Analysis of fecal Short Chain Fatty Acid (SCFA) concentrations

Fecal SCFA concentrations were determined using gas chromatography (3800 Varian GC, Agilent Technologies, Santa Clara, CA). For each sample, 2.5 mL of distilled water was added to one gram of thawed feces in a conical tube and vortexed. Samples were centrifuged at 4°C for 10 min at 2,000 × g for supernatant removal.
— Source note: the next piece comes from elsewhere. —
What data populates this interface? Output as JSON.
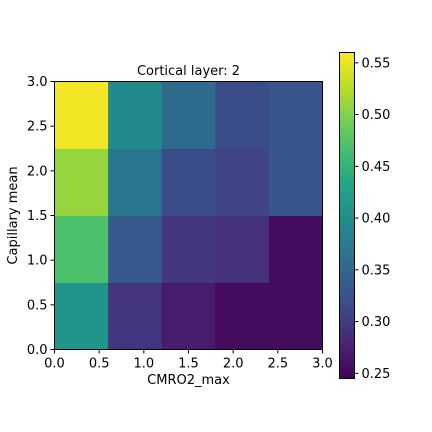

One mL of supernatant was then transferred into a 1.5 mL centrifuge tube and mixed with 0.2 mL of metaphosphoric acid for deproteinizing and 0.1 mL of isocaproic acid as an internal standard (48.3 mM; Sigma-Aldrich, Saint Louis, MO). A standard curve was generated using five concentrations of acetate, butyrate, propionate, valerate, isovalerate, and isobutyrate (Sigma-Aldrich, Saint Louis, MO). The tubes were then centrifuged at 12,000 × g at 4°C for 25 min. Aliquots of the supernatant (1 mL) from standard and fecal samples were transferred to 1.5 mL GC vials and duplicate injections of 100 uL were used by the GC for analysis. A flame ionization detector was used with an oven temperature of 60–200°C. The Nukol capillary column (15 m x 0.25 mm x 0.25 μm; Sigma-Aldrich‎, Bellefonte, PA) was operated with highly purified He, as the carrier gas, at 1 mL/min. Concentrations of acetate, butyrate, propionate, valerate, isovalerate, and isobutyrate were calculated using the ratio of the peak area of each compound to the internal standard and standard curve regression. Molar proportions of SCFA (%) were calculated as the individual SCFA / total SCFA concentration × 100.